A package of a diplomatic contact group, intense air strikes, and lethal arms to moderate rebels would raise costs for Iran to bail out Damascus and make Tehran reassess its aspirations to go nuclear. Humanitarian ideals and strategic interests would be in sync. But which rebels should get U.S. weapons?

Syrian rebels are a mix of political groups, exiles, and designated terrorists. One of the most prominent political organizations is the National Coalition for Syrian Revolutionary and Opposition Forces. It has support of the Free Syrian Army (FSA).

Because the CIA is fighting Islamists in Iraq and supervising arms from the Gulf to Syrian rebels, the agency should know by now how to keep U.S. weaponry from Islamists. Jabhat al-Nusra—Front for Greater Syria, an alias for al Qaeda of Iraq—may be the strongest of the terrorist groups in Syria fighting the regime and, at times, moderate rebels.

Another case where the humanitarian and strategic converge involves Iranian dissidents under siege in Camps Ashraf and Liberty in Iraq. With likely prodding from Tehran, Baghdad attacks the dissidents in their prison-like circumstances. Sources report Iraqi security forces carried out a “massacre” of 52 unarmed Iranian dissidents on September 1, at Camp Ashraf northeast of Baghdad. The United Nations Assistance Mission Iraq confirms such accounts. There are reports of preparations for another attack against Ashraf, despite two condemnations of the assault by the State Department on September 1 and 7, respectively.

While Syria dominates the news, Iranian dissidents in Iraq present a clear case where U.S. humanitarian values and strategic interests converge. An expert on how to achieve such convergence states, “The practice of foreign policy is about reconciling competing values.” In the case of Camp Ashraf and the threat from Iran, humanitarian and strategic values are compatible.

By supporting Iranian dissidents in Iraq, Washington raises the costs to Tehran for subverting Iraq. Why? They are the core of the prodemocracy movement that rejects Islamist rule in Iran; and they do not ask for arms or aid to bring about political change in Iran. But the dissidents do require protection while in Iraq.

The U.S. and the UN should assert diplomatic clout in accord with the much ballyhooed UN doctrine of responsibility, to protect thousands of Iranians Washington pledged to protect if they gave up their arms after the American invasion of Iraq in 2003. Iran’s links with Iraq would weaken if Baghdad concurs. And such leverage might allow an enhanced CIA role in Iraq to crackdown on the flow of Islamists into Syria.
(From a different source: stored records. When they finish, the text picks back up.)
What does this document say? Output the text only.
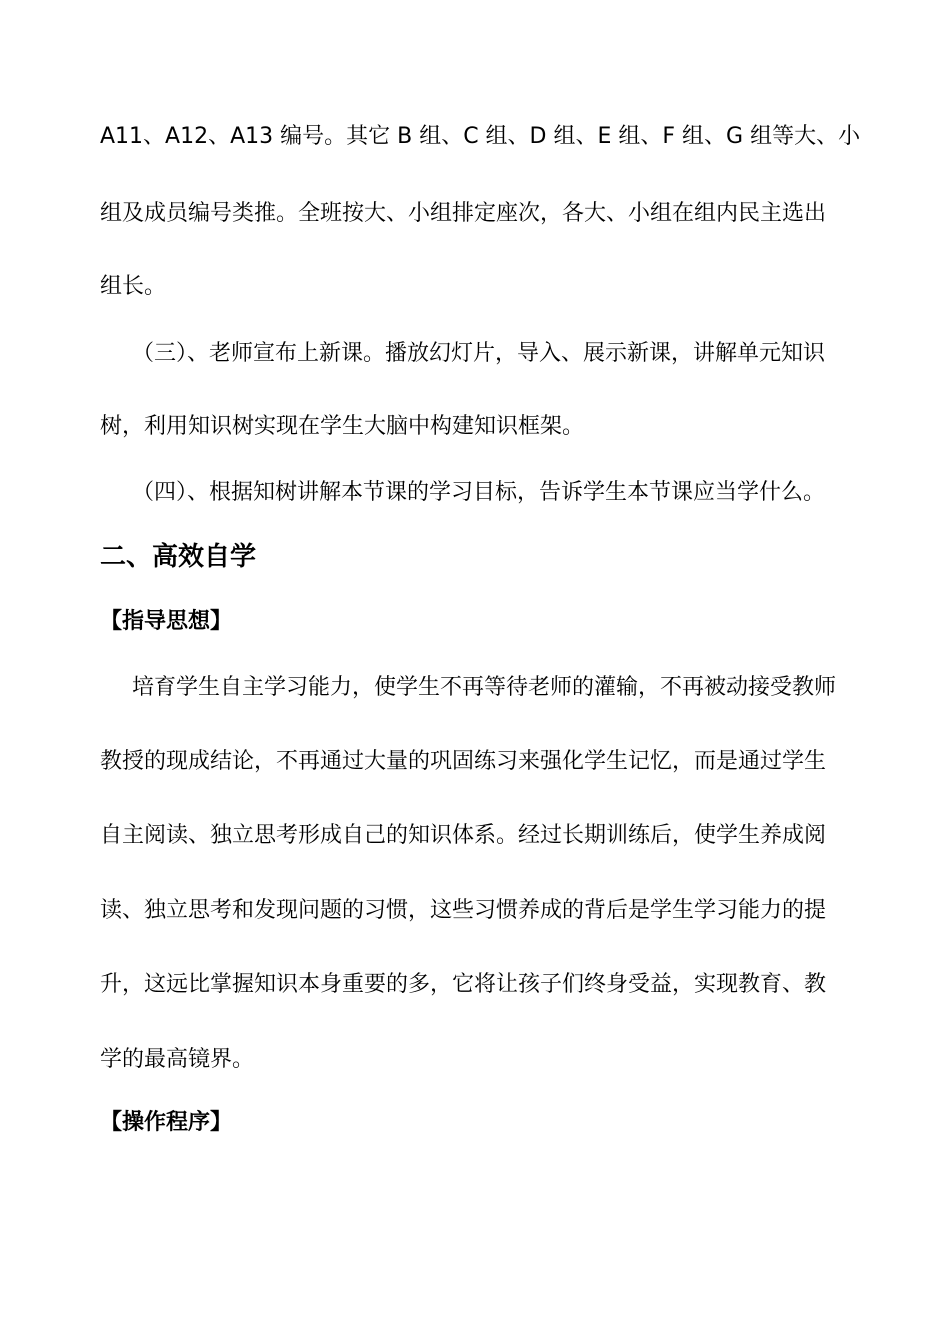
A11、A12、A13 编号。其它 B 组、C 组、D 组、E 组、F 组、G 组等大、小
组及成员编号类推。全班按大、小组排定座次，各大、小组在组内民主选出
组长。
（三）、老师宣布上新课。播放幻灯片，导入、展示新课，讲解单元知识
树，利用知识树实现在学生大脑中构建知识框架。
（四）、根据知树讲解本节课的学习目标，告诉学生本节课应当学什么。
二、高效自学
【指导思想】
培育学生自主学习能力，使学生不再等待老师的灌输，不再被动接受教师
教授的现成结论，不再通过大量的巩固练习来强化学生记忆，而是通过学生
自主阅读、独立思考形成自己的知识体系。经过长期训练后，使学生养成阅
读、独立思考和发现问题的习惯，这些习惯养成的背后是学生学习能力的提
升，这远比掌握知识本身重要的多，它将让孩子们终身受益，实现教育、教
学的最高镜界。
【操作程序】
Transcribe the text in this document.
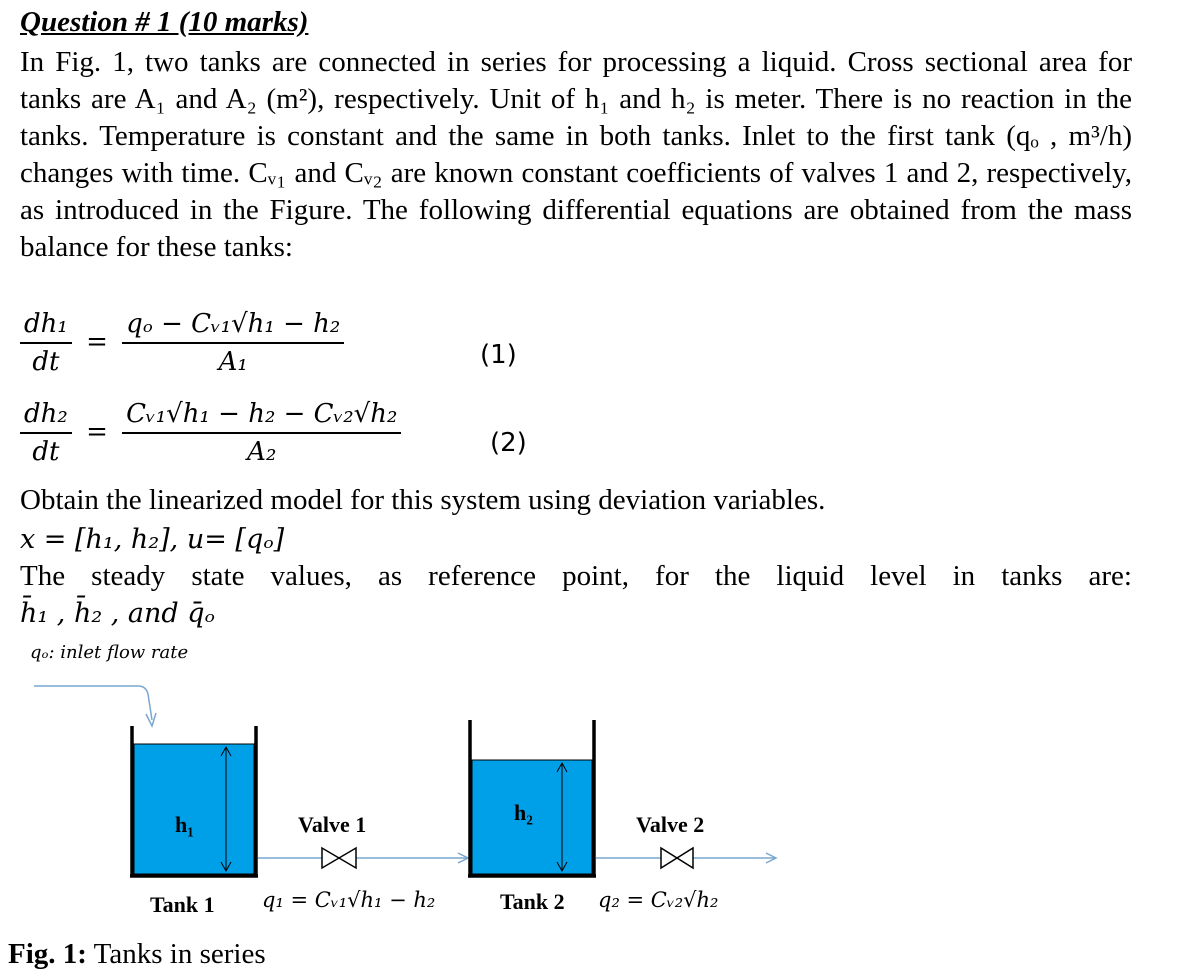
Question # 1 (10 marks)

In Fig. 1, two tanks are connected in series for processing a liquid. Cross sectional area for tanks are A₁ and A₂ (m²), respectively. Unit of h₁ and h₂ is meter. There is no reaction in the tanks. Temperature is constant and the same in both tanks. Inlet to the first tank (qₒ , m³/h) changes with time. Cᵥ₁ and Cᵥ₂ are known constant coefficients of valves 1 and 2, respectively, as introduced in the Figure. The following differential equations are obtained from the mass balance for these tanks:

$\frac{\text{dh₁}}{dt} = \frac{\text{qₒ − Cᵥ₁√h₁ − h₂}}{\text{A₁}}$	(1)
$\frac{\text{dh₂}}{dt} = \frac{\text{Cᵥ₁√h₁ − h₂ − Cᵥ₂√h₂}}{\text{A₂}}$	(2)
Obtain the linearized model for this system using deviation variables.
x = [h₁, h₂], u= [qₒ]
The steady state values, as reference point, for the liquid level in tanks are:
h̄₁ , h̄₂ , and q̄ₒ
qₒ: inlet flow rate
h₁	h₂
Valve 1	Valve 2
Tank 1	Tank 2
q₁ = Cᵥ₁√h₁ − h₂	q₂ = Cᵥ₂√h₂
Fig. 1: Tanks in series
Baghdad also permits Iranian overflights to resupply Syria; eroding the Baghdad-Tehran link might result in severance of these flights and help U.S. airstrikes degrade the Syrian military even more.

A difference between Syrian rebels and Iranian dissidents is that the dissidents are a broad anti-Islamist political coalition—the National Council of Resistance of Iran (NCRI). The largest entity of the NCRI is the Mujahedeen-e-Khalq (MEK). The NCRI is a diverse parliament in exile. Ethnic minorities like Kurds and Baluchis are represented in percentages comparable to the general Iranian population.

Like the National Coalition for Syrian Revolutionary and Opposition Forces, the National Council of Resistance of Iran has offices in Washington, which reopened during April 2013.

President George W. Bush credited “a dissident group,” i.e., the NCRI-MEK, with revelations that exposed Tehran’s violations of its nuclear obligations. In accord with Bush, scholars at the Center for Strategic and International Studies wrote, “The National Council of Resistance of Iran (NCRI) revelations about Iran’s secret nuclear program did prove to be the trigger point in inviting the IAEA into Tehran for inspections…”

Given the tight fit between stopping crimes against humanity by Iraqi forces egged on by Iran and U.S. strategic interest to weaken Tehran, it makes sense for Washington to engage in a full court press of diplomacy in support of Iranian dissidents in Iraq. They need to be protected, resettled, and not held under against their will in Iraq. Their release would also erode the Baghdad-Tehran axis.

Tanter is president of the Iran Policy Committee and was a member of the National Security Council staff in the Reagan-Bush administration. His latest book is Arab Rebels and Iranian Dissidents.